Manslaughter seems like a proper charge. I don't see how he isn't successfully prosecuted, assuming the stated affidavit is his statements. That description doesn't exactly paint a picture of thoroughly verifying his shot.


----------



## Critter (Mar 20, 2010)

One other thing about identifying the target as far as a elk was concerned, in unit 71 where they were hunting the elk had to have at least 4 pts on one side to be legal.


----------



## High Desert Elk (Aug 21, 2012)

Kind of following. It's local news for me. No doubt the guy made a big mistake.


----------



## Lone_Hunter (Oct 25, 2017)

> Morosko told deputies from Montezuma and Dolores counties that he heard an elk bugle and scream and believed a bull elk was coming his way.
> 
> “When he saw white in the pines, he took a shot at what he thought was an elk,” according to the affidavit, written by Dolores County Sheriff Don Wilson.

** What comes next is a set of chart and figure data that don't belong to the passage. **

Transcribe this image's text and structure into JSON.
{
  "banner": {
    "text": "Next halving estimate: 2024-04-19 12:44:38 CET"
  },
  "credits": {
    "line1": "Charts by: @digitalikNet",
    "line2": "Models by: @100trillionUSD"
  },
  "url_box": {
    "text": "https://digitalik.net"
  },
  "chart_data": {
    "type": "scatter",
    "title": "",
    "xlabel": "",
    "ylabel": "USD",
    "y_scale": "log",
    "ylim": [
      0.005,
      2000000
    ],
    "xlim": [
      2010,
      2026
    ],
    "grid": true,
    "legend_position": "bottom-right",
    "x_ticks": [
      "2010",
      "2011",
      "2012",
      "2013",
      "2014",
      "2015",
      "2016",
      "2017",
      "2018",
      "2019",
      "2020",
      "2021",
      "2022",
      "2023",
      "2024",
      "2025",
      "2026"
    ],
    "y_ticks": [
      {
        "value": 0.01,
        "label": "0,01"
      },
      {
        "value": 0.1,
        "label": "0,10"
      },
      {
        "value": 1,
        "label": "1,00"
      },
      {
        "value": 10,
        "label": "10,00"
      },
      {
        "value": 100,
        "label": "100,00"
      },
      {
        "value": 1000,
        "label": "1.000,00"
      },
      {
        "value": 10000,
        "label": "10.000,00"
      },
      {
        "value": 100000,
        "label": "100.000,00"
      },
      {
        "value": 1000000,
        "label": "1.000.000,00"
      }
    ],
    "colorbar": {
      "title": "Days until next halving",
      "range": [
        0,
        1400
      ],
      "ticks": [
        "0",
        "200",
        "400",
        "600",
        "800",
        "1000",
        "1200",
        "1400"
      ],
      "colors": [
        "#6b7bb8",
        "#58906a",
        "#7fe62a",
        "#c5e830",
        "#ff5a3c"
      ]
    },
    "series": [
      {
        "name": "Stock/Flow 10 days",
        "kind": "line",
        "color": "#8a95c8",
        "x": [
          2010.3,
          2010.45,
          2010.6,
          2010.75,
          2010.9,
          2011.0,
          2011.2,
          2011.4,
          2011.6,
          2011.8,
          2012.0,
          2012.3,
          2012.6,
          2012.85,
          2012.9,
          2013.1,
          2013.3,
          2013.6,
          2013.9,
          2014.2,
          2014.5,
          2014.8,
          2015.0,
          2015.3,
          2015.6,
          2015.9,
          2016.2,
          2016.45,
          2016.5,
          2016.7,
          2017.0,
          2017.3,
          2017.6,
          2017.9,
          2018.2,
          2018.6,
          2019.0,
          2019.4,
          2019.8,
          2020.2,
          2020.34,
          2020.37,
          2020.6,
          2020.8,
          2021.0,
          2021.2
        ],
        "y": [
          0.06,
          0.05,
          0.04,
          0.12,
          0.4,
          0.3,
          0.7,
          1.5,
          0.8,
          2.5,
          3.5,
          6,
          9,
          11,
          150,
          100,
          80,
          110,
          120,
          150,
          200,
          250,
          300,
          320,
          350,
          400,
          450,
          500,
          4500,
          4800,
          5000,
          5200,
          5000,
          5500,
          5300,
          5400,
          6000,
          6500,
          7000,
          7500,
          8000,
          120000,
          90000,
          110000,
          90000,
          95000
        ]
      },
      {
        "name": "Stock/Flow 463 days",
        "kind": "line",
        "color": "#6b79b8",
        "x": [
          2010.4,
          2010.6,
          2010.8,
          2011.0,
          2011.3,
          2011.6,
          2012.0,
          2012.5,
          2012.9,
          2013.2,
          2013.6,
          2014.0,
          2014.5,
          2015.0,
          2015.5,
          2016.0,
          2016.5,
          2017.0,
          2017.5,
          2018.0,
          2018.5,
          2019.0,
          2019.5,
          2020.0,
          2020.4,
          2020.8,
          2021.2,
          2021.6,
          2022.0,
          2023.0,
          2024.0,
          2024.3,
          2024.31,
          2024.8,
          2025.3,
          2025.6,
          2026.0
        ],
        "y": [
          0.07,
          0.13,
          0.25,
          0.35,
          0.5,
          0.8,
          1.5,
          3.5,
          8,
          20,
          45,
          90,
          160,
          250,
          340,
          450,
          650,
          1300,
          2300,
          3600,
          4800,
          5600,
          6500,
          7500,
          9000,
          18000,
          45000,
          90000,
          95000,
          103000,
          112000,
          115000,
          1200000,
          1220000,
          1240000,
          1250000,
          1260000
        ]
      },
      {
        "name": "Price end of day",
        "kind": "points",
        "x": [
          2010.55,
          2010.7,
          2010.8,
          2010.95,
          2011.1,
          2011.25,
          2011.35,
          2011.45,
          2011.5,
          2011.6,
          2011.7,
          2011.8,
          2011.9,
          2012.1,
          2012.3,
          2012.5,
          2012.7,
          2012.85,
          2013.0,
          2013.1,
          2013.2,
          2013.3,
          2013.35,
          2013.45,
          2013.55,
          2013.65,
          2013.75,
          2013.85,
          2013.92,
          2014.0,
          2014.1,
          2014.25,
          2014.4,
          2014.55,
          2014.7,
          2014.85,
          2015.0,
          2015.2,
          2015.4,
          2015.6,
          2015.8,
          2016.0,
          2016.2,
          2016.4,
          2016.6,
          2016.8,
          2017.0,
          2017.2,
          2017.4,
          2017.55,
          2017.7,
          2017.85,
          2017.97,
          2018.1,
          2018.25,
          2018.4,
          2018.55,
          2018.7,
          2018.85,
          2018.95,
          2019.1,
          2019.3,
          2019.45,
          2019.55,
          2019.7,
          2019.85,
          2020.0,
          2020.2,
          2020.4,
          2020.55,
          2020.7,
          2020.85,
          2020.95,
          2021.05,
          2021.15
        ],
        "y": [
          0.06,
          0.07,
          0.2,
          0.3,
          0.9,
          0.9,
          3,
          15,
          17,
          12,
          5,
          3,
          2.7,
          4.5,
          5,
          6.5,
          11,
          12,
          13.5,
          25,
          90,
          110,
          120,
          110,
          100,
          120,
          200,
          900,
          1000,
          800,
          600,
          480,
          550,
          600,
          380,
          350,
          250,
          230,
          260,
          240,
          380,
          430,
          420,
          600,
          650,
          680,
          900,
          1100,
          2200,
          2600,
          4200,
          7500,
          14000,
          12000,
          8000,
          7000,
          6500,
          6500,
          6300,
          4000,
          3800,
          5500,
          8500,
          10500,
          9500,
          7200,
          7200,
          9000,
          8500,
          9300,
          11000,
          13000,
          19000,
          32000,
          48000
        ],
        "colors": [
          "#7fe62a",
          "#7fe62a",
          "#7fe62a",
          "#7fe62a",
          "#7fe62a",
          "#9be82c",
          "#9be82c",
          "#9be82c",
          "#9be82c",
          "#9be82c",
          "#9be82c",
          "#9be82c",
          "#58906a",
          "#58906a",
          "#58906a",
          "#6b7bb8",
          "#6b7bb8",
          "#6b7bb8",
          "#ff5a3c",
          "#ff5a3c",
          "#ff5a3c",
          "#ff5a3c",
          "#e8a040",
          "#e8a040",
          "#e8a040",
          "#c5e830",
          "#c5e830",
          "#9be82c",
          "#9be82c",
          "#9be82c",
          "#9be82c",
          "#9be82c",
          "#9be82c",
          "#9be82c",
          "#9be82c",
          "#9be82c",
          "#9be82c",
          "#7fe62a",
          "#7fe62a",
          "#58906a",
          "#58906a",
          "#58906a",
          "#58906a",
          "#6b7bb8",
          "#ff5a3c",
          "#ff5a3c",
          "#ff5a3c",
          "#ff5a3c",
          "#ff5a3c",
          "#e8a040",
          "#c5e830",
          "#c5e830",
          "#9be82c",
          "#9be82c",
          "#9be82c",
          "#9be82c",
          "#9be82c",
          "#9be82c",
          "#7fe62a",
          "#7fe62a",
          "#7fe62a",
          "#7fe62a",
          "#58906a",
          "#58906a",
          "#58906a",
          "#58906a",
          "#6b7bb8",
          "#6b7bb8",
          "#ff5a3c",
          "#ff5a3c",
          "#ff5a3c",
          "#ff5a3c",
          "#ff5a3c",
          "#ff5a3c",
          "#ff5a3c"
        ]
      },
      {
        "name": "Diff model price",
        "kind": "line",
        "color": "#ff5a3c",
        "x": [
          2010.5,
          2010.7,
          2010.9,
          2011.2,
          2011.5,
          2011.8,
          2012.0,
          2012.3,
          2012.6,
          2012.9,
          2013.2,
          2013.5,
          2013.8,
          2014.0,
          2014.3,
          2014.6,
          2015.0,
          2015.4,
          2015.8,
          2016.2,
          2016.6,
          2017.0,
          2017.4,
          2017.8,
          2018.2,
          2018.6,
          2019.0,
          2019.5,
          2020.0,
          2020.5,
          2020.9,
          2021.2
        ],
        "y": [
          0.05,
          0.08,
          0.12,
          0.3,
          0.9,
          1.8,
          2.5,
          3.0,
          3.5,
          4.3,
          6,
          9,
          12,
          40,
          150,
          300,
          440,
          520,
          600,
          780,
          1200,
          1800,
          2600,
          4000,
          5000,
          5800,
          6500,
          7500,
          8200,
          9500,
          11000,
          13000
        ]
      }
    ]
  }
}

Sounds like one, or both were blowing on a bugle, and chuckles, all keyed up on adrenaline, shot at that flash of movement he saw in the trees. Sounds like to me, he didn't confirm his target ID, legality of target, or even attempted to aim at vitals, he just shot at movement, and assumed it was an elk because the other guy was blowing on a bugle.

I've often wondered how many times i hear a couple bulls ,but it is in fact, two different hunters talking to each other and not realizing it. Some are really good at it. Not me. I suck. I'd just embarrass myself. So I just stick with my cow call, much easier. Safer too apparently.


----------